A GUIDE TO CREATING YOUR FIRST ESTATE PLAN
Jan. 4, 2019
The prospect of creating your estate plan may be intimidating and even uncomfortable, but it is not as complex or morbid as you may assume. In fact, you will feel a sense of accomplishment and pride when you finish it. Still, it is normal and understandable to feel a little bit of apprehension.
Writing your first estate plan is a great step to protecting your property and providing peace of mind for yourself and the people you care about. Here are some suggestions for estate planning for the first time.
Learn about the process
It is a good idea to have a basic grasp of how estate plans work and the laws that control them. There are various state and federal laws that impact the estate planning process, from writing a legitimate will to dispersing an estate to beneficiaries. Gain an understanding of estate plans by reading books and trusted online sources, and consulting professionals.
Inventory your assets
To write a will and other documents, you must have a solid knowledge of what you own. This includes both tangible and intangible assets. Tangible assets include homes, vehicles and personal possessions. Common intangible assets include bank accounts, stocks, retirement plans and life insurance policies.
Create a will
The next step is to determine who receives what when you pass away. A will is the core foundation of any estate plan. Thankfully, it is relatively simple to create one.

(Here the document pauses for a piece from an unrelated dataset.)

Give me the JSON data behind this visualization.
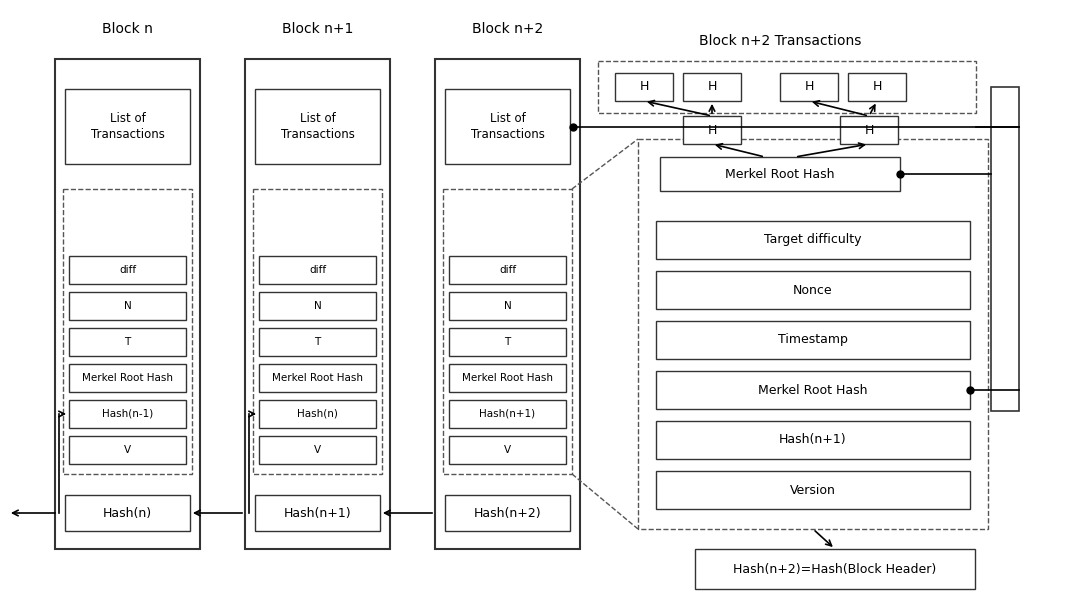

Select a personal representative
As you write your will, you must determine who you want to be responsible for carrying out the contents of your will. Whomever you trust to do this should be the person named as your estate’s personal representative.
Consider other documents and strategies
Depending on your preferences and the size of your estate, you may need to undertake other estate planning measures. You may want to create a trust, minimize estate taxes or appoint a power of attorney.
Store documents in a secure place
Once you create estate planning forms, store them safely. You may consider keeping your documents in a fire safe or a drawer in your home office.